Le fait de savoir que nous sommes tous enfants de Dieu nous donne une vision divine de la valeur de chacun, ainsi que la volonté et la capacité de nous élever au-dessus des préjugés et du racisme. J’ai vécu de nombreuses années dans différents endroits de ce pays et le Seigneur m’a enseigné qu’il est possible d’obéir aux lois du pays, de chercher à les améliorer et aussi d’aimer nos adversaires et nos ennemis. Ce n’est pas facile, mais c’est possible avec l’aide de notre Seigneur Jésus-Christ. Il a donné le commandement d’aimer et il promet son aide si nous cherchons à y obéir. Je témoigne que notre Père céleste et son Fils, Jésus-Christ, nous aiment et nous aideront. Au nom de Jésus-Christ. Amen.

Notes

  1. Voir aussi Luc 6:27-28, 30.

  2. Gordon B. Hinckley, « Le pouvoir guérisseur du Christ », L’Étoile, janvier 1989, p. 51 ; voir aussi Teachings of Gordon B. Hinckley, 1997, p. 230.

  3. Voir aussi Doctrine et Alliances 6:5.

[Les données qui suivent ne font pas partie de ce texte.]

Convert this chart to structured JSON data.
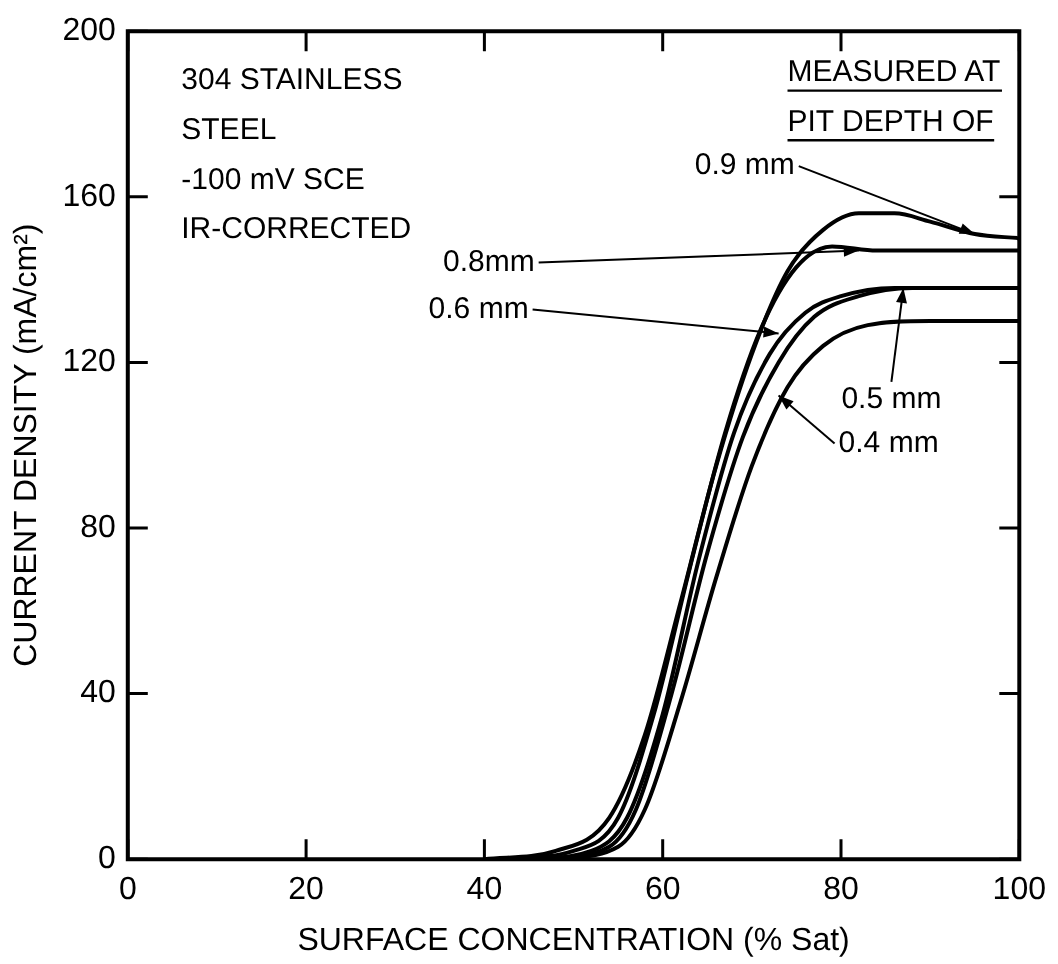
{
  "chart_data": {
    "type": "line",
    "xlabel": "SURFACE CONCENTRATION (% Sat)",
    "ylabel": "CURRENT DENSITY (mA/cm²)",
    "xlim": [
      0,
      100
    ],
    "xticks": [
      0,
      20,
      40,
      60,
      80,
      100
    ],
    "ylim": [
      0,
      200
    ],
    "yticks": [
      0,
      40,
      80,
      120,
      160,
      200
    ],
    "grid": false,
    "legend": false,
    "marker": "none",
    "line_style": "solid",
    "series": [
      {
        "color": "#000000",
        "x": [
          40,
          48,
          54,
          58,
          62,
          66,
          70,
          74,
          78,
          82,
          86,
          90,
          95,
          100
        ],
        "values": [
          0,
          2,
          10,
          30,
          62,
          95,
          122,
          142,
          152,
          156,
          156,
          154,
          151,
          150
        ]
      },
      {
        "color": "#000000",
        "x": [
          42,
          50,
          55,
          59,
          63,
          67,
          71,
          75,
          79,
          84,
          90,
          100
        ],
        "values": [
          0,
          2,
          10,
          35,
          70,
          103,
          128,
          143,
          148,
          147,
          147,
          147
        ]
      },
      {
        "color": "#000000",
        "x": [
          45,
          52,
          56,
          60,
          64,
          68,
          72,
          76,
          80,
          86,
          100
        ],
        "values": [
          0,
          2,
          10,
          35,
          72,
          103,
          122,
          132,
          136,
          138,
          138
        ]
      },
      {
        "color": "#000000",
        "x": [
          47,
          54,
          57,
          61,
          65,
          69,
          73,
          77,
          82,
          88,
          100
        ],
        "values": [
          0,
          3,
          12,
          40,
          74,
          102,
          120,
          131,
          136,
          138,
          138
        ]
      },
      {
        "color": "#000000",
        "x": [
          48,
          55,
          58,
          62,
          66,
          70,
          74,
          78,
          83,
          90,
          100
        ],
        "values": [
          0,
          3,
          12,
          38,
          68,
          95,
          114,
          124,
          129,
          130,
          130
        ]
      }
    ],
    "annotations": [
      "304 STAINLESS",
      "STEEL",
      "-100 mV SCE",
      "IR-CORRECTED",
      "MEASURED AT",
      "PIT DEPTH OF",
      {
        "text": "0.9 mm",
        "x": 95,
        "y": 151
      },
      {
        "text": "0.8mm",
        "x": 82,
        "y": 147
      },
      {
        "text": "0.6 mm",
        "x": 73,
        "y": 127
      },
      {
        "text": "0.5 mm",
        "x": 87,
        "y": 138
      },
      {
        "text": "0.4 mm",
        "x": 73,
        "y": 112
      }
    ]
  }
}
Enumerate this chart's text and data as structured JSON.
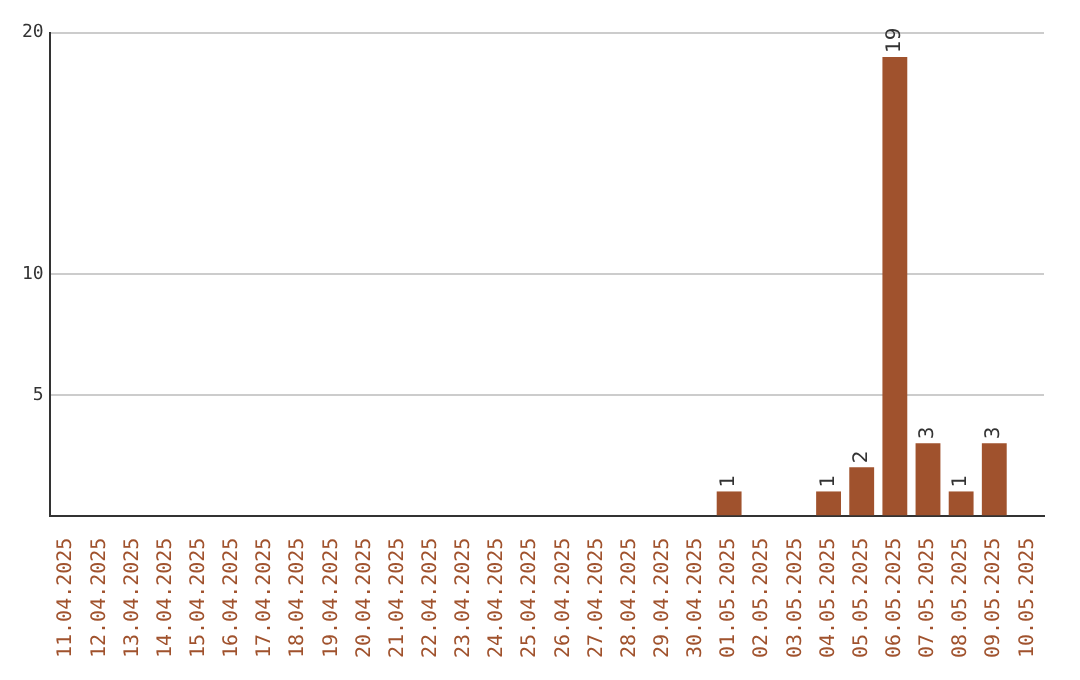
{
  "chart_data": {
    "type": "bar",
    "categories": [
      "11.04.2025",
      "12.04.2025",
      "13.04.2025",
      "14.04.2025",
      "15.04.2025",
      "16.04.2025",
      "17.04.2025",
      "18.04.2025",
      "19.04.2025",
      "20.04.2025",
      "21.04.2025",
      "22.04.2025",
      "23.04.2025",
      "24.04.2025",
      "25.04.2025",
      "26.04.2025",
      "27.04.2025",
      "28.04.2025",
      "29.04.2025",
      "30.04.2025",
      "01.05.2025",
      "02.05.2025",
      "03.05.2025",
      "04.05.2025",
      "05.05.2025",
      "06.05.2025",
      "07.05.2025",
      "08.05.2025",
      "09.05.2025",
      "10.05.2025"
    ],
    "values": [
      0,
      0,
      0,
      0,
      0,
      0,
      0,
      0,
      0,
      0,
      0,
      0,
      0,
      0,
      0,
      0,
      0,
      0,
      0,
      0,
      1,
      0,
      0,
      1,
      2,
      19,
      3,
      1,
      3,
      0
    ],
    "value_labels": [
      null,
      null,
      null,
      null,
      null,
      null,
      null,
      null,
      null,
      null,
      null,
      null,
      null,
      null,
      null,
      null,
      null,
      null,
      null,
      null,
      "1",
      null,
      null,
      "1",
      "2",
      "19",
      "3",
      "1",
      "3",
      null
    ],
    "color": "#a0522d",
    "ylim": [
      0,
      20
    ],
    "yticks": [
      5,
      10,
      20
    ],
    "grid": "y",
    "legend": false
  }
}
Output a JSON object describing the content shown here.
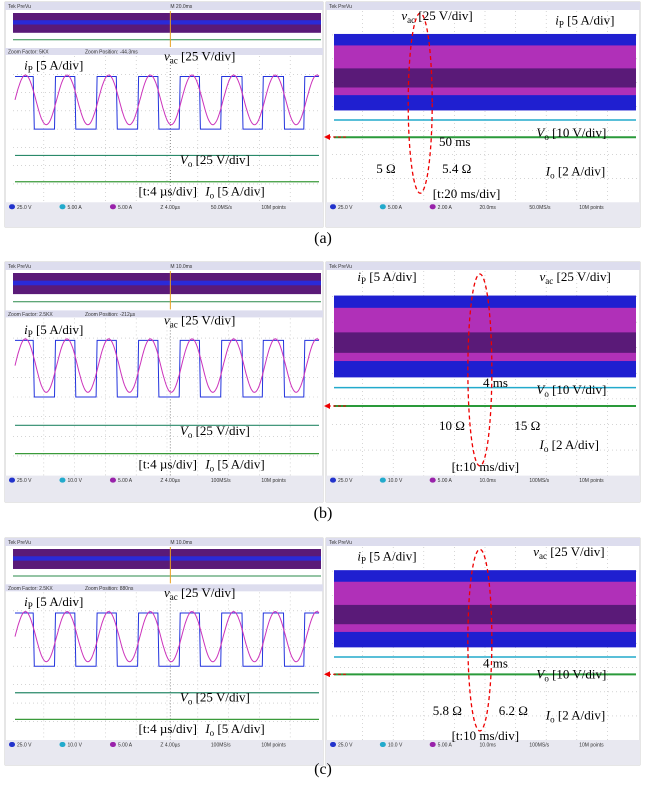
{
  "figure": {
    "rows": [
      {
        "caption": "(a)",
        "left": {
          "header": "Tek PreVu",
          "time": "M 20.0ms",
          "zoom": "Zoom Factor: 5KX",
          "zoom_position": "Zoom Position: -44.3ms",
          "readout": [
            "25.0 V",
            "5.00 A",
            "5.00 A",
            "Z 4.00µs",
            "50.0MS/s",
            "10M points"
          ],
          "labels": [
            {
              "v": "i",
              "s": "P",
              "t": " [5 A/div]"
            },
            {
              "v": "v",
              "s": "ac",
              "t": " [25 V/div]"
            },
            {
              "v": "V",
              "s": "o",
              "t": " [25 V/div]"
            },
            {
              "t": "[t:4 µs/div]"
            },
            {
              "v": "I",
              "s": "o",
              "t": " [5 A/div]"
            }
          ]
        },
        "right": {
          "header": "Tek PreVu",
          "readout": [
            "25.0 V",
            "5.00 A",
            "2.00 A",
            "20.0ms",
            "50.0MS/s",
            "10M points"
          ],
          "labels": [
            {
              "v": "v",
              "s": "ac",
              "t": " [25 V/div]"
            },
            {
              "v": "i",
              "s": "P",
              "t": " [5 A/div]"
            },
            {
              "v": "V",
              "s": "o",
              "t": " [10 V/div]"
            },
            {
              "t": "50 ms"
            },
            {
              "t": "5 Ω"
            },
            {
              "t": "5.4 Ω"
            },
            {
              "v": "I",
              "s": "o",
              "t": " [2 A/div]"
            },
            {
              "t": "[t:20 ms/div]"
            }
          ]
        }
      },
      {
        "caption": "(b)",
        "left": {
          "header": "Tek PreVu",
          "time": "M 10.0ms",
          "zoom": "Zoom Factor: 2.5KX",
          "zoom_position": "Zoom Position: -212µs",
          "readout": [
            "25.0 V",
            "10.0 V",
            "5.00 A",
            "Z 4.00µs",
            "100MS/s",
            "10M points"
          ],
          "labels": [
            {
              "v": "i",
              "s": "P",
              "t": " [5 A/div]"
            },
            {
              "v": "v",
              "s": "ac",
              "t": " [25 V/div]"
            },
            {
              "v": "V",
              "s": "o",
              "t": " [25 V/div]"
            },
            {
              "t": "[t:4 µs/div]"
            },
            {
              "v": "I",
              "s": "o",
              "t": " [5 A/div]"
            }
          ]
        },
        "right": {
          "header": "Tek PreVu",
          "readout": [
            "25.0 V",
            "10.0 V",
            "5.00 A",
            "10.0ms",
            "100MS/s",
            "10M points"
          ],
          "labels": [
            {
              "v": "i",
              "s": "P",
              "t": " [5 A/div]"
            },
            {
              "v": "v",
              "s": "ac",
              "t": " [25 V/div]"
            },
            {
              "t": "4 ms"
            },
            {
              "v": "V",
              "s": "o",
              "t": " [10 V/div]"
            },
            {
              "t": "10 Ω"
            },
            {
              "t": "15 Ω"
            },
            {
              "v": "I",
              "s": "o",
              "t": " [2 A/div]"
            },
            {
              "t": "[t:10 ms/div]"
            }
          ]
        }
      },
      {
        "caption": "(c)",
        "left": {
          "header": "Tek PreVu",
          "time": "M 10.0ms",
          "zoom": "Zoom Factor: 2.5KX",
          "zoom_position": "Zoom Position: 880ns",
          "readout": [
            "25.0 V",
            "10.0 V",
            "5.00 A",
            "Z 4.00µs",
            "100MS/s",
            "10M points"
          ],
          "labels": [
            {
              "v": "i",
              "s": "P",
              "t": " [5 A/div]"
            },
            {
              "v": "v",
              "s": "ac",
              "t": " [25 V/div]"
            },
            {
              "v": "V",
              "s": "o",
              "t": " [25 V/div]"
            },
            {
              "t": "[t:4 µs/div]"
            },
            {
              "v": "I",
              "s": "o",
              "t": " [5 A/div]"
            }
          ]
        },
        "right": {
          "header": "Tek PreVu",
          "readout": [
            "25.0 V",
            "10.0 V",
            "5.00 A",
            "10.0ms",
            "100MS/s",
            "10M points"
          ],
          "labels": [
            {
              "v": "i",
              "s": "P",
              "t": " [5 A/div]"
            },
            {
              "v": "v",
              "s": "ac",
              "t": " [25 V/div]"
            },
            {
              "t": "4 ms"
            },
            {
              "v": "V",
              "s": "o",
              "t": " [10 V/div]"
            },
            {
              "t": "5.8 Ω"
            },
            {
              "t": "6.2 Ω"
            },
            {
              "v": "I",
              "s": "o",
              "t": " [2 A/div]"
            },
            {
              "t": "[t:10 ms/div]"
            }
          ]
        }
      }
    ]
  }
}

  4. Voir aussi Matthieu 22:21 ; Marc 12:17.

  5. Thomas S. Monson, « Sois vainqueur de tes sentiments, ô mon frère », Le Liahona, novembre 2009, p. 68.

  6. Voir Becky et Bennett Borden, « Moving Closer: Loving as the Savior Did », Ensign, septembre 2020, p. 24.

  7. Joseph Smith, History of the Church, 5:517. De même, Martin Luther King, fils, (1929-68) a dit : « Rendre coup pour coup, c’est propager la violence, rendre plus sombre une nuit déjà sans étoile. L’obscurité ne peut chasser l’obscurité ; seule la lumière le peut. La haine ne peut vaincre la haine ; seul l’amour le peut » (Where Do We Go from Here: Chaos or Community?, 2010, p. 64-65).

  8. Enseignements des présidents de l’Église : Howard W. Hunter, 2015, p. 171.

  9. Russell M. Nelson, « Heureux ceux qui procurent la paix », Le Liahona, novembre 2002 ; voir aussi Teachings of Russell M. Nelson, 2018, p. 83.

  10. Voir « A House Divided », Economist, 5 septembre 2020, p. 17-20.

  11. Theresa A. Dear, « America’s Tipping Point: 7 Ways to Dismantle Racism », Deseret News, 7 juin 2020, p. A1.

  12. Discours à l’amphithéâtre des Jeunes Gens, Springfield (Illinois), 27 janvier 1838 ; cité dans John Bartlett, Bartlett’s Familiar Quotations, 18e édition, 2012, p. 444.

  13. Amy Chua and Jed Rubenfeld, « The Threat of Tribalism », Atlantic, octobre 2018, p. 81, theatlantic.com.

  14. Henry John Temple, Viscount Palmerston, remarks in the House of Commons, 1er mars 1848 ; Bartlett, Bartlett’s Familiar Quotations, p. 392 ; italiques ajoutés.